Setiap kali singgah di sebuah negara ia punya hobi jalan-jalan. Dengan taksi ia meluncur keliling kota. “Saya tak suka main wanita. Hobi saya jalan-jalan saja,” tuturnya.
Anas berhenti berlayar sejak ayahnya sakit-sakitan dan meninggal. Ia memilih mengelola lahan ayahnya bersama saudara-saudaranya. Saat itu lahan tersebut disewakan kepada pengusaha pasir. Dari penyewaan lahan itulah mereka menyandarkan hidup.
“Karena saya sudah tua, tak bisa berlayar lagi maka lahan tersebut kami kelola sendiri,” katanya.
Anas memang tak lagi gesit. Badannya tambun. Berkaca mata minus, Senin itu ia mengenakan topi bertuliskan Nasional Demokrat. Tak seperti pemilik lahan lain yang irit bicara, Anas orangnya terbuka. “Terserah pemerintah mau diapakan penambangan pasir di sini,” katanya.
Lahan keluarga Anas sudah dikeruk sejak tahun 1973 atau bersamaan dengan pembangunan Batam. Ada pengusaha di kawasan Nagoya, pusat bisnis Batam, yang menawari untuk mengeruk pasir di lahan ayahnya. Dengan iming-iming mendapatkan kompensasi dari setiap pasir yang dikeruk, keluarganya mengizinkannya.
Namun sejak tahun 2005, Anas menambang sendiri lahan milik keluarganya. Ia pernah menggunakan alat berat, kemudian beralih menggunakan mesin penyedot. Modalnya kira-kira Rp20 juta. Modal tersebut untuk membeli dua mesin penyedot dan pipa.
Ia mempekerjakan seorang penjaga mesin dan dua penjaga bak. Selain itu, ia juga mempekerjakan para penyekop. Para penyekop ini jumlahnya tak pasti, tergantung hasil penyedotan pasir di hari itu.
Anas menyedot pasir di lahan empat hektare. Ia mengaku membatasi lahan penambangan pasir itu agar tak merambat ke rumah-rumah di sekitarnya. Dulu, ia pernah mengorbankan satu rumahnya, yang digunakan sebagai tempat tinggal pekerja, untuk dijadikan penambangan pasir.

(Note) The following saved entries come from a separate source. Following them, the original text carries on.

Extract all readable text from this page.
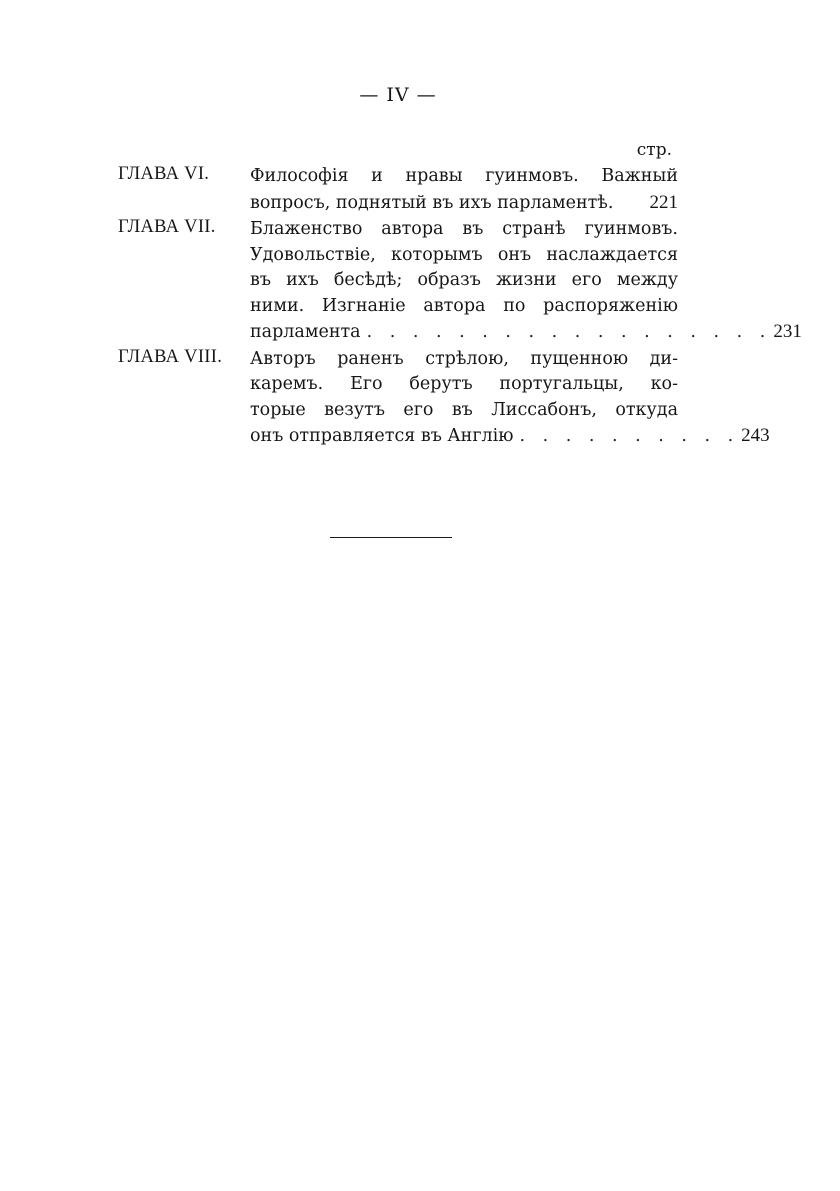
— IV —
стр.
ГЛАВА VI. Философія и нравы гуинмовъ. Важный
вопросъ, поднятый въ ихъ парламентѣ. 221
ГЛАВА VII. Блаженство автора въ странѣ гуинмовъ.
Удовольствіе, которымъ онъ наслаждается
въ ихъ бесѣдѣ; образъ жизни его между
ними. Изгнаніе автора по распоряженію
парламента . . . . . . . . . . . . . . . . . . 231
ГЛАВА VIII. Авторъ раненъ стрѣлою, пущенною ди-
каремъ. Его берутъ португальцы, ко-
торые везутъ его въ Лиссабонъ, откуда
онъ отправляется въ Англію . . . . . . . . . . 243
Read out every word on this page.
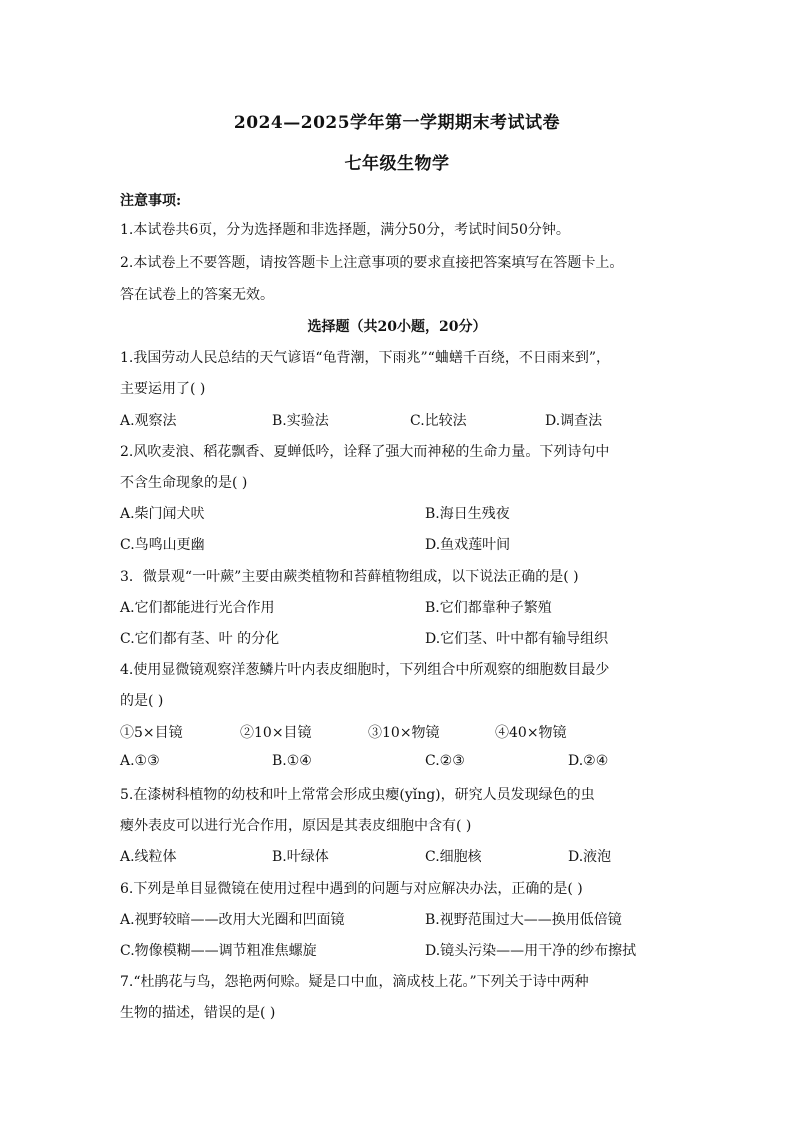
2024—2025学年第一学期期末考试试卷
七年级生物学
注意事项:
1.本试卷共6页，分为选择题和非选择题，满分50分，考试时间50分钟。
2.本试卷上不要答题，请按答题卡上注意事项的要求直接把答案填写在答题卡上。
答在试卷上的答案无效。
选择题（共20小题，20分）
1.我国劳动人民总结的天气谚语“龟背潮，下雨兆”“蛐蟮千百绕，不日雨来到”，
主要运用了( )
A.观察法	B.实验法	C.比较法	D.调查法
2.风吹麦浪、稻花飘香、夏蝉低吟，诠释了强大而神秘的生命力量。下列诗句中
不含生命现象的是( )
A.柴门闻犬吠	B.海日生残夜
C.鸟鸣山更幽	D.鱼戏莲叶间
3．微景观“一叶蕨”主要由蕨类植物和苔藓植物组成，以下说法正确的是( )
A.它们都能进行光合作用	B.它们都靠种子繁殖
C.它们都有茎、叶 的分化	D.它们茎、叶中都有输导组织
4.使用显微镜观察洋葱鳞片叶内表皮细胞时，下列组合中所观察的细胞数目最少
的是( )
①5×目镜	②10×目镜	③10×物镜	④40×物镜
A.①③	B.①④	C.②③	D.②④
5.在漆树科植物的幼枝和叶上常常会形成虫瘿(yǐng)，研究人员发现绿色的虫
瘿外表皮可以进行光合作用，原因是其表皮细胞中含有( )
A.线粒体	B.叶绿体	C.细胞核	D.液泡
6.下列是单目显微镜在使用过程中遇到的问题与对应解决办法，正确的是( )
A.视野较暗——改用大光圈和凹面镜	B.视野范围过大——换用低倍镜
C.物像模糊——调节粗准焦螺旋	D.镜头污染——用干净的纱布擦拭
7.“杜鹃花与鸟，怨艳两何赊。疑是口中血，滴成枝上花。”下列关于诗中两种
生物的描述，错误的是( )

Dalam sehari, ia bisa menjual lima atau enam truk pasir. Tapi pernah juga tak mendapatkan pasir sama sekali. “Tergantung nasib. Cari pasir sudah susah, mesin kadang cuma nyedot air sama lumpur,” katanya.
Satu truk pasir biasanya dihargai Rp200 ribu hingga Rp250 ribu. Setelah dikurangi ongkos penjaga mesin, penjaga bak dan tukang sekop, Anas biasanya mendapatkan uang Rp30 ribu per lori. “Nambang pasir sekarang tak akan bisa kaya,” katanya.
Anas mengaku sudah lama mendengar rencana Pemko Batam hendak menutup penambangan pasir di Batam. Namun rencana itu tak pernah terealisasi. Tahun ini rencana itu kini digembor-gemborkan lagi. “Mau ditutup atau tidak, terserah. Kan mereka yang punya kuasa. Kalau mau ditutup, harus ditutup semua. Jangan pilih kasih,” katanya.
Namun sebelum ditutup, kata Anas, Pemko Batam harus memikirkan nasib ribuan orang yang hidupnya bergantung pada penambangan pasir di Batam. “Tukang sekop saja jumlahnya ribuan,” tuturnya.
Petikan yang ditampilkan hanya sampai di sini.